Отец не издаёт ни писка, ни малейшего всплеска голоса. На глазах Ника выступают слезы, родным платком он судорожно протирает глаза. Потрясённый, тронутый от слов Ника, я взглядом – но он даже не смотрит на меня – призываю ему садиться. Он опускается по воле своего состояния, впихивая в себя еще одну горсть таблеток. Тайлер, у которого налилось кровью лицо, находящийся в таком же стрессе, что и я, складывает руки за спину, и взирает куда-то в потолок закрытыми глазами, приподняв голову. Первый раз я вижу слезы на эмоционально крепком человеке. Он так растроган, так взволнован, что топорщатся жилы на его шеи. При виде его мокрых глаз меня самого окутывает невольный трепет. И его взяли за душу слова, произнесенные чистосердечно несчастным, тяжело раненым жизнью.

Ник делает ещё одну попытку, чтобы услышать обратную связь, и сотрясающимся голосом произносит:

– Мы не знали, что так всё обернётся. Я не виню тебя, сам напортачил немало. Но давай признаем, что любовь твоя к Питеру, а моя к Джексону, как бы ни было, объята настоящими отцовскими чувс…
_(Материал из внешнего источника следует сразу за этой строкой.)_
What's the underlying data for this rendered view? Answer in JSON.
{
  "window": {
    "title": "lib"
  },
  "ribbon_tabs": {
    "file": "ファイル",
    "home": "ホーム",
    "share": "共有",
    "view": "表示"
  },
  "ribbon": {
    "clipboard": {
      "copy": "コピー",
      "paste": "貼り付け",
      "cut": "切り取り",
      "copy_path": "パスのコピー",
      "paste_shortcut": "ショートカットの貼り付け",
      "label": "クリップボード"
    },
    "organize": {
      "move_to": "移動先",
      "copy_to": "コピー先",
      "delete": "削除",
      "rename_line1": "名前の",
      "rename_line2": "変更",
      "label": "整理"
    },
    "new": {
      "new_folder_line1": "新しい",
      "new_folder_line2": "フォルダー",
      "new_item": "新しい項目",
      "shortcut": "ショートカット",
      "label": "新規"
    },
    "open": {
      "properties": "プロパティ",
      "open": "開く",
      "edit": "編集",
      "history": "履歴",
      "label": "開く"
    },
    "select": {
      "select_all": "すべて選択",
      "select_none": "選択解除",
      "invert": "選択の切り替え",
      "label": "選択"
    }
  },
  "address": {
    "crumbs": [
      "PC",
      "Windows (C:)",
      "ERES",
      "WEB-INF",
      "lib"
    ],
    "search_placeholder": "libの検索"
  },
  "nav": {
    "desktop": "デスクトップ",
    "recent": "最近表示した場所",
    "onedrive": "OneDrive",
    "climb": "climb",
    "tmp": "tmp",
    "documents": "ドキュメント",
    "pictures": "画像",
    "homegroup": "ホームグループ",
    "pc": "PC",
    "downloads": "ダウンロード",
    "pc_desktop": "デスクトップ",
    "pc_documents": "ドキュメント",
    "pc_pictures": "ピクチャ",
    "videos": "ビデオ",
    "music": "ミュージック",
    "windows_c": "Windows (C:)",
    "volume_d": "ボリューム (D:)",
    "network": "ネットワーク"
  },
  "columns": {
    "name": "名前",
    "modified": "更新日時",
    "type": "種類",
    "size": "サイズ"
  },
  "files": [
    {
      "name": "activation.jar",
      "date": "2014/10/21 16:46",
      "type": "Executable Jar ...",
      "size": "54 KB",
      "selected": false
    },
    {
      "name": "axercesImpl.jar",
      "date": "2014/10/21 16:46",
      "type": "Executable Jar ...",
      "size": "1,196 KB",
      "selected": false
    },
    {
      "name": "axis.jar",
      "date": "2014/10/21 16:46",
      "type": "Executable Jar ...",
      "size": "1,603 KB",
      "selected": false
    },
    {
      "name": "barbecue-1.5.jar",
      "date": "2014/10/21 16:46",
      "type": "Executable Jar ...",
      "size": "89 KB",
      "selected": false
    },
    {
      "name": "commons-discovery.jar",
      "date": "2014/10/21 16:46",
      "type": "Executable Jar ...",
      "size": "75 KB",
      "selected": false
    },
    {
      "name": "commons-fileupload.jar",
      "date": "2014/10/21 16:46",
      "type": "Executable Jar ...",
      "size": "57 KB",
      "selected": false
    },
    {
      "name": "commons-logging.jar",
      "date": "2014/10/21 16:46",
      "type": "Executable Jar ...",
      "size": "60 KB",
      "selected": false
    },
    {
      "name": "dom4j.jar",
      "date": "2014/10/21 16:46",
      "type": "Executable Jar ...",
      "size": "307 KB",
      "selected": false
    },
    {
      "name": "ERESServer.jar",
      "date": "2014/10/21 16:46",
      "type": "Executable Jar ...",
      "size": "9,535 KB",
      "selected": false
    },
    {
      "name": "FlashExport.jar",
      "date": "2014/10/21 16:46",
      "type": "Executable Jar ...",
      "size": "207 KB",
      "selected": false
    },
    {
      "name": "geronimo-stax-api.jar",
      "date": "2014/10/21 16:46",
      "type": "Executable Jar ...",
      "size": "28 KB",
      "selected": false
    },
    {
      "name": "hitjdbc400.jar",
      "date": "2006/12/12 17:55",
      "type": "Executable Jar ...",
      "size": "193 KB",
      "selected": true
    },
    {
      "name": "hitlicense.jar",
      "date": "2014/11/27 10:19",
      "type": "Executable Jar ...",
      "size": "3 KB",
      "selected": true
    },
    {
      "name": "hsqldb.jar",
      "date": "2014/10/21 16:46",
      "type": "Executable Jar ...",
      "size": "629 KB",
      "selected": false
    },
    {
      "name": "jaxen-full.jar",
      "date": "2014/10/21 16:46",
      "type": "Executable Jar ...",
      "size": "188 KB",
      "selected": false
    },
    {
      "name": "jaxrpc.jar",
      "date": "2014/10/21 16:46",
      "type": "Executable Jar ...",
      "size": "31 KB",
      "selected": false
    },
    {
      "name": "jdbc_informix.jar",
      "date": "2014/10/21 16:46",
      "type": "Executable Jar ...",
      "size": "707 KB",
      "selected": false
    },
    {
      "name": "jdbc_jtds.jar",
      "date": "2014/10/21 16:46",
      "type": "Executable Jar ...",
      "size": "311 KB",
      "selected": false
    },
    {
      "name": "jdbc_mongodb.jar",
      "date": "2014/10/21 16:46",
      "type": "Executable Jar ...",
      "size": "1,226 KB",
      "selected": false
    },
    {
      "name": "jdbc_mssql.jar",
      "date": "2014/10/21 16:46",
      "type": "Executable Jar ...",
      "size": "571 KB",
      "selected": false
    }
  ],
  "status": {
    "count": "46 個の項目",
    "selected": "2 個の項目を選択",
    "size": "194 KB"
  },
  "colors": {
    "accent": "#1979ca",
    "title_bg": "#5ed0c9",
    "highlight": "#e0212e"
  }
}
– Не нужно продолжать, – придушенным голосом за всё это время высказывает отец. Нетрудно догадаться о недосказанном конце фразы Ника. – Я приеду… – Он так быстро говорит, что я улавливаю только первых три буквы предложения, и отключается.

Безмолвие сохраняется среди нас троих на протяжении долгих пяти минут.

Какие мысли посещают в эти часы отца? О чем он подумал, когда услышал искренний монолог друга, просящего о прощении? Что он почувствовал? Я говорил с ним с таким нескрываемым злорадством, даже не думая. Трудновато тормозить рвущиеся слова, взлетающие из эпицентра боли в душе. Я сбрасываю ему адрес места в сообщении, в то же время допуская кошмарную картину встречи «роковой четверки». Кто меня тянул за язык соглашаться на объединение презирающих друг друга, сложившихся личностей, в Семейный альянс?

– Ник, как вы? – переживает Тайлер, глядя, как Ник сидит, не шелохнется, прижав одну ладонь к глазам. Когда к его очам подступают слезы, он прячет лицо. В очередной раз он вспомнил прошлое, вспомнил свою любовь, вспомнил и грудь его заболела, затрепыхались оживившиеся старые мгновения, мгновения любви и мгновения разлуки и поплыли перед его глазами. Уже давно пробило восемь вечера. Вдруг он молча встаёт и стремится к выходу.

– Вы куда, мистер Ник… – Я махом следую за ним. – Куда вы? – Он натягивает старые кеды. И я тут же: – Я с вами.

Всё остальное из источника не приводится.